The next time excessive paperwork, difficult managed care negotiations, and uncertain funding streams make you feel that you have the hardest job in the world, consider the situation of your colleagues in another country. Approximately 75 psychiatrists are available to care for 26 million people. Group homes, Assertive Community Treatment teams, and community-based care exist neither in reality nor in concept. Needed medications are in short supply, and many psychiatric facilities are understaffed and dilapidated. Some of your colleagues have been threatened or targeted by kidnappers. Meanwhile, daily bombings and economic insecurity continue to undermine the mental health of a people who already have endured decades of dictatorship, wars, and economic sanctions. Welcome to today's Iraq.
It was not always like this. What were probably the world's first medical schools and mental hospitals were established in what is now Iraq by the Sumerian and Abbasid civilizations. More recently, in the 1960s and 1970s, some of the best healthcare (including psychiatric care) facilities and training in the region were available in Baghdad. This same period witnessed the development of mental health centers, public awareness programs, school-based programs, and psychiatric units in general hospitals. Until the beginning of the Iran-Iraq War in the 1980s, Iraq's spending on healthcare was on the upper end of nations in the developing world.
Saddam Hussein destroyed this healthcare system over the next two decades. He reduced healthcare spending to a third-world level for all persons not in his inner circle. He also undermined the confidence and skills of health professionals through intimidation, deprivation of control, and restrictions on travel and education. Many mental health professionals left the country; those that stayed saw their skills erode as their access to journals, conferences, continuing education, and colleagues was inexorably cut off.
Since the fall of the old regime, we have been privileged to work with a remarkable group of colleagues attempting to build quality mental health and addiction services in Iraq. One author (S.S.) was asked by the newly formed Iraqi government to serve as the lead mental health advisor to the Iraqi Ministry of Health in September 2003 and started extended work in Baghdad in March 2004 (after a preliminary visit in December 2003).
The other author (K.H.) joined the project in late 2004 as part of a growing network of professionals outside of Iraq who wished to aid the effort. Such individuals come from Italy, Slovenia, Sweden, the United Kingdom, and the United States; a number of them were born in and received some of their education in Iraq.

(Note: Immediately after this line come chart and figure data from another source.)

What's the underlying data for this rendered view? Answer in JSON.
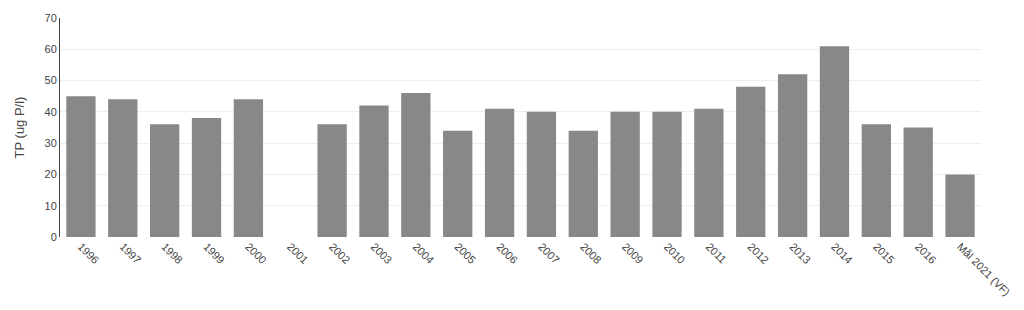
{
  "chart_data": {
    "type": "bar",
    "categories": [
      "1996",
      "1997",
      "1998",
      "1999",
      "2000",
      "2001",
      "2002",
      "2003",
      "2004",
      "2005",
      "2006",
      "2007",
      "2008",
      "2009",
      "2010",
      "2011",
      "2012",
      "2013",
      "2014",
      "2015",
      "2016",
      "Mål 2021 (VF)"
    ],
    "values": [
      45,
      44,
      36,
      38,
      44,
      0,
      36,
      42,
      46,
      34,
      41,
      40,
      34,
      40,
      40,
      41,
      48,
      52,
      61,
      36,
      35,
      20
    ],
    "color": "#888888",
    "ylabel": "TP (ug P/l)",
    "ylim": [
      0,
      70
    ],
    "yticks": [
      0,
      10,
      20,
      30,
      40,
      50,
      60,
      70
    ],
    "grid": true
  }
}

The international team's work has benefited from support from governments (e.g., a large donation from the government of Japan, as well as support for training from the U.S. Substance Abuse and Mental Health Services Administration, along with the Kent and Medway National Health Service and Social Care Partnership Trust in the United Kingdom). Professional societies (e.g., the U.K. Royal College of Psychiatrists and the American Psychiatric Association) also have provided support. And the team has benefited from strong collaborative relationships with the World Health Organization (WHO) and the World Bank.
Our work is coordinated through Iraq's National Council for Mental Health and Substance Abuse, which brings together representatives from a range of ministries to address mental health needs in the country. The challenges at the moment are, of course, considerable, not just because of the security situation but also because the mental health system was deprived of resources and of outside contact for several decades.

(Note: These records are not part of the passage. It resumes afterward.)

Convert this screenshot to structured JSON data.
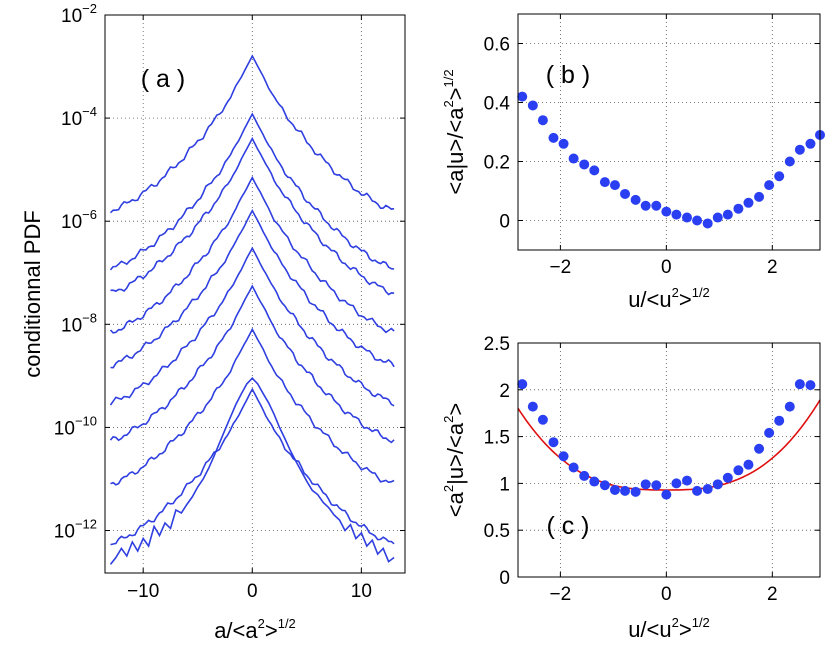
{
  "chart_data": [
    {
      "panel": "(a)",
      "type": "line",
      "scale_y": "log",
      "xlabel": {
        "base": "a/<a",
        "sup1": "2",
        "mid": ">",
        "sup2": "1/2"
      },
      "ylabel": "conditionnal PDF",
      "xlim": [
        -13.5,
        14
      ],
      "ylim": [
        1.5e-13,
        0.01
      ],
      "xticks": [
        -10,
        0,
        10
      ],
      "yticks": [
        {
          "value": 0.01,
          "base": "10",
          "exp": "-2"
        },
        {
          "value": 0.0001,
          "base": "10",
          "exp": "-4"
        },
        {
          "value": 1e-06,
          "base": "10",
          "exp": "-6"
        },
        {
          "value": 1e-08,
          "base": "10",
          "exp": "-8"
        },
        {
          "value": 1e-10,
          "base": "10",
          "exp": "-10"
        },
        {
          "value": 1e-12,
          "base": "10",
          "exp": "-12"
        }
      ],
      "grid": true,
      "line_color": "#2f3fe0",
      "series_shape": {
        "x": [
          0,
          0.5,
          1,
          2,
          3,
          4,
          5,
          6,
          7,
          8,
          9,
          10,
          11,
          12,
          13
        ],
        "log10_drop": [
          0,
          0.2,
          0.4,
          0.8,
          1.12,
          1.4,
          1.66,
          1.9,
          2.12,
          2.32,
          2.5,
          2.66,
          2.8,
          2.92,
          3.0
        ]
      },
      "series": [
        {
          "peak": 0.0016
        },
        {
          "peak": 0.00012
        },
        {
          "peak": 4e-05
        },
        {
          "peak": 7e-06
        },
        {
          "peak": 1.6e-06
        },
        {
          "peak": 3e-07
        },
        {
          "peak": 5.5e-08
        },
        {
          "peak": 8e-09
        },
        {
          "peak": 5.5e-10
        }
      ],
      "noisy_tails_series": [
        {
          "left": [
            [
              -13,
              2.2e-13
            ],
            [
              -12.5,
              3e-13
            ],
            [
              -12,
              4.5e-13
            ],
            [
              -11.5,
              3.2e-13
            ],
            [
              -11,
              6e-13
            ],
            [
              -10.5,
              4e-13
            ],
            [
              -10,
              7e-13
            ],
            [
              -9.5,
              5e-13
            ],
            [
              -9,
              1.2e-12
            ],
            [
              -8.5,
              8e-13
            ],
            [
              -8,
              1.4e-12
            ],
            [
              -7.5,
              1.1e-12
            ],
            [
              -7,
              2.5e-12
            ],
            [
              -6.5,
              2.2e-12
            ],
            [
              -6,
              3.2e-12
            ],
            [
              -5.5,
              4.5e-12
            ],
            [
              -5,
              7e-12
            ],
            [
              -4.5,
              1e-11
            ],
            [
              -4,
              1.6e-11
            ],
            [
              -3.5,
              2.8e-11
            ],
            [
              -3,
              5e-11
            ],
            [
              -2.5,
              9e-11
            ],
            [
              -2,
              1.6e-10
            ],
            [
              -1.5,
              2.8e-10
            ],
            [
              -1,
              4.5e-10
            ],
            [
              -0.5,
              7e-10
            ],
            [
              0,
              9e-10
            ]
          ],
          "right": [
            [
              0.5,
              7e-10
            ],
            [
              1,
              4.5e-10
            ],
            [
              1.5,
              3e-10
            ],
            [
              2,
              1.8e-10
            ],
            [
              2.5,
              1e-10
            ],
            [
              3,
              6e-11
            ],
            [
              3.5,
              3.5e-11
            ],
            [
              4,
              2.2e-11
            ],
            [
              4.5,
              1.4e-11
            ],
            [
              5,
              9e-12
            ],
            [
              5.5,
              6e-12
            ],
            [
              6,
              5e-12
            ],
            [
              6.5,
              3.5e-12
            ],
            [
              7,
              2.8e-12
            ],
            [
              7.5,
              2e-12
            ],
            [
              8,
              1.6e-12
            ],
            [
              8.5,
              1e-12
            ],
            [
              9,
              1.3e-12
            ],
            [
              9.5,
              7e-13
            ],
            [
              10,
              9e-13
            ],
            [
              10.5,
              5e-13
            ],
            [
              11,
              6.5e-13
            ],
            [
              11.5,
              3.5e-13
            ],
            [
              12,
              4.5e-13
            ],
            [
              12.5,
              2.5e-13
            ],
            [
              13,
              3e-13
            ]
          ]
        }
      ],
      "label": "( a )"
    },
    {
      "panel": "(b)",
      "type": "scatter",
      "xlabel": {
        "base": "u/<u",
        "sup1": "2",
        "mid": ">",
        "sup2": "1/2"
      },
      "ylabel": {
        "base": "<a|u>/<a",
        "sup1": "2",
        "mid": ">",
        "sup2": "1/2"
      },
      "xlim": [
        -2.8,
        2.9
      ],
      "ylim": [
        -0.1,
        0.7
      ],
      "xticks": [
        -2,
        0,
        2
      ],
      "yticks": [
        0,
        0.2,
        0.4,
        0.6
      ],
      "grid": true,
      "marker_color": "#2a3ff2",
      "x": [
        -2.72,
        -2.52,
        -2.33,
        -2.13,
        -1.94,
        -1.75,
        -1.55,
        -1.36,
        -1.16,
        -0.97,
        -0.78,
        -0.58,
        -0.39,
        -0.19,
        0,
        0.19,
        0.39,
        0.58,
        0.78,
        0.97,
        1.16,
        1.36,
        1.55,
        1.75,
        1.94,
        2.13,
        2.33,
        2.52,
        2.72,
        2.9
      ],
      "y": [
        0.42,
        0.39,
        0.34,
        0.28,
        0.26,
        0.21,
        0.19,
        0.17,
        0.13,
        0.12,
        0.09,
        0.07,
        0.05,
        0.05,
        0.03,
        0.02,
        0.01,
        0.0,
        -0.01,
        0.01,
        0.02,
        0.04,
        0.06,
        0.08,
        0.12,
        0.15,
        0.2,
        0.24,
        0.26,
        0.29
      ],
      "label": "( b )"
    },
    {
      "panel": "(c)",
      "type": "scatter",
      "xlabel": {
        "base": "u/<u",
        "sup1": "2",
        "mid": ">",
        "sup2": "1/2"
      },
      "ylabel": {
        "base": "<a",
        "sup1": "2",
        "mid": "|u>/<a",
        "sup2": "2",
        "end": ">"
      },
      "xlim": [
        -2.8,
        2.9
      ],
      "ylim": [
        0,
        2.5
      ],
      "xticks": [
        -2,
        0,
        2
      ],
      "yticks": [
        0,
        0.5,
        1,
        1.5,
        2,
        2.5
      ],
      "grid": true,
      "marker_color": "#2a3ff2",
      "fit_color": "#e01010",
      "fit": {
        "base": 0.93,
        "coef": 0.34,
        "power": 2.8
      },
      "x": [
        -2.72,
        -2.52,
        -2.33,
        -2.13,
        -1.94,
        -1.75,
        -1.55,
        -1.36,
        -1.16,
        -0.97,
        -0.78,
        -0.58,
        -0.39,
        -0.19,
        0,
        0.19,
        0.39,
        0.58,
        0.78,
        0.97,
        1.16,
        1.36,
        1.55,
        1.75,
        1.94,
        2.13,
        2.33,
        2.52,
        2.72
      ],
      "y": [
        2.06,
        1.82,
        1.68,
        1.44,
        1.29,
        1.17,
        1.08,
        1.02,
        0.98,
        0.93,
        0.92,
        0.91,
        0.99,
        0.98,
        0.88,
        1.0,
        1.03,
        0.92,
        0.94,
        0.99,
        1.06,
        1.14,
        1.2,
        1.37,
        1.54,
        1.67,
        1.82,
        2.06,
        2.05
      ],
      "label": "( c )"
    }
  ]
}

The current Iraqi mental health system has a “fly trapped in amber” quality, being like systems of another era in emphasizing long-term institutional care for many disorders and lacking developed mental health professionals outside of psychiatry, notably psychiatric nursing and clinical psychology. Furthermore, although the national formulary has been updated substantially since the fall of the old regime, the system suffers from a serious diversion problem, particularly for abuse-prone medications such as benzodiazepines and anticholinergics.
The vision we pursue might be called a “wrinkle in time” approach. Rather than upgrade the mental health system from a 1970s-style to a 1980s-style model, we hope to go directly into a primary care–oriented, public health–driven approach. In the United States in the 1980s, many specialty institutions for psychiatric and addiction care grew up independent of the rest of the healthcare system; many of us have spent the subsequent decades struggling to reintegrate them. Starting at that end point without the intervening period of uncoordinated silos of care would be a major achievement in Iraq.

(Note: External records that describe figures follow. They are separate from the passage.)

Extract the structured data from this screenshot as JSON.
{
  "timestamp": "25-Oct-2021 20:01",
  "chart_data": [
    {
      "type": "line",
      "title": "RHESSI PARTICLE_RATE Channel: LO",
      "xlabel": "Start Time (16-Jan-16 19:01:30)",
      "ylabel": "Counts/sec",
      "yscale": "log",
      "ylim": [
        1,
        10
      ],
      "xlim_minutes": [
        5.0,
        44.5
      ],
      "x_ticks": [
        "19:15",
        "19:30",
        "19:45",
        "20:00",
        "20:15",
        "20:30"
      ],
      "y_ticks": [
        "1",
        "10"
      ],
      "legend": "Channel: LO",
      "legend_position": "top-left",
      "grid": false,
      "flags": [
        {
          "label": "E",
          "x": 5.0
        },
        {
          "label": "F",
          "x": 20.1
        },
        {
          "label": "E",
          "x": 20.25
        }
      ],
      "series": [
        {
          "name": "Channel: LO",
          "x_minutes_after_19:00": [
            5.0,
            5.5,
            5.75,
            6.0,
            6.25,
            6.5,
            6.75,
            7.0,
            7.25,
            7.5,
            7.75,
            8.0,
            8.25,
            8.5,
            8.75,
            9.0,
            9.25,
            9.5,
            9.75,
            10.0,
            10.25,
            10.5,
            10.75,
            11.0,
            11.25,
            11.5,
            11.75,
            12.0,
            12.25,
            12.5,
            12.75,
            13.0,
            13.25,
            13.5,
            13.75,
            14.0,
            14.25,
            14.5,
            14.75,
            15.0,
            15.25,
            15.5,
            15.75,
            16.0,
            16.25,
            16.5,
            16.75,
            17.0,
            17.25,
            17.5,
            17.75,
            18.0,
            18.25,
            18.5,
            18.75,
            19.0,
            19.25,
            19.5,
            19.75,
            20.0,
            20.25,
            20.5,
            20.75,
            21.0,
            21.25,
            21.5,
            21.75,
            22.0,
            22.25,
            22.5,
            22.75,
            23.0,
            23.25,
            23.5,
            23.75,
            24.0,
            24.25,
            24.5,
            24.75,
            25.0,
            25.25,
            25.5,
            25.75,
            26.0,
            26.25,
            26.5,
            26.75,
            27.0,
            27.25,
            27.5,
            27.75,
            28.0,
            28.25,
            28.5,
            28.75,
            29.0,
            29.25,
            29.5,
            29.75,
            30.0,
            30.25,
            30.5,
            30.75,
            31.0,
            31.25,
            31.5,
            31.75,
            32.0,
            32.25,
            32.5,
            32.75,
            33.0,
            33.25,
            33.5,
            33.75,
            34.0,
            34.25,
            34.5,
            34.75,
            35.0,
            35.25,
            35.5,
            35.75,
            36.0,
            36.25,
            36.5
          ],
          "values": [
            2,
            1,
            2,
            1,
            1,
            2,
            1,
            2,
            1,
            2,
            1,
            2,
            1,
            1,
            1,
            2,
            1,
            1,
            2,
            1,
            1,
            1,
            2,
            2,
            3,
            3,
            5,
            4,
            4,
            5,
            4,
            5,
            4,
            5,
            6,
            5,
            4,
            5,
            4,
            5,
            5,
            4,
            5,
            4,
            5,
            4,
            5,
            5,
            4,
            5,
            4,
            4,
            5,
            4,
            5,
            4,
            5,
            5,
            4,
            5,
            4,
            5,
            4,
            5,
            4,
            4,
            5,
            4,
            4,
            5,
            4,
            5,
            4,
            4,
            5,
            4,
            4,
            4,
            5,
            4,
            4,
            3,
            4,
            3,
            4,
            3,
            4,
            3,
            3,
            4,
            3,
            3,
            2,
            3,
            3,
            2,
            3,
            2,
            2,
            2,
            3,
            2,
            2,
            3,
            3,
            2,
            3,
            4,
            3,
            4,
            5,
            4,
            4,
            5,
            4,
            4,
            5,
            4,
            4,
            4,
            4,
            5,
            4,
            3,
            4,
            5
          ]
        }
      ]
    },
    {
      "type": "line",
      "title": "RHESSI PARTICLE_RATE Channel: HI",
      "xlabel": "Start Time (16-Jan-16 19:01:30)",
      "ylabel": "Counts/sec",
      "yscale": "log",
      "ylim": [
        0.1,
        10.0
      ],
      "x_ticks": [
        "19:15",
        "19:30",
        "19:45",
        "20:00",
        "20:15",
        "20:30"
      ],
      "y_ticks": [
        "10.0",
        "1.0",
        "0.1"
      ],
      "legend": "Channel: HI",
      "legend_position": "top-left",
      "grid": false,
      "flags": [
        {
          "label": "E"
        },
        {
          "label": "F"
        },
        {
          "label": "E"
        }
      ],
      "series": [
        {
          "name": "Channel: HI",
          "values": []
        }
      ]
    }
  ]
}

Our colleagues in Iraq and around the world are striving to build a mental health system supported by a range of developed health professions (e.g., not just psychiatry), as well as strong alliances with educators, community groups, and religious groups. We also intend to overcome the former regime's policy of refusing to collect information on mental health by developing a modern patient record and epidemiologic database. As another sharp break from the policies of Saddam's regime, we have been offering advice on the development of compassionate laws concerning the treatment of mentally ill and addicted individuals.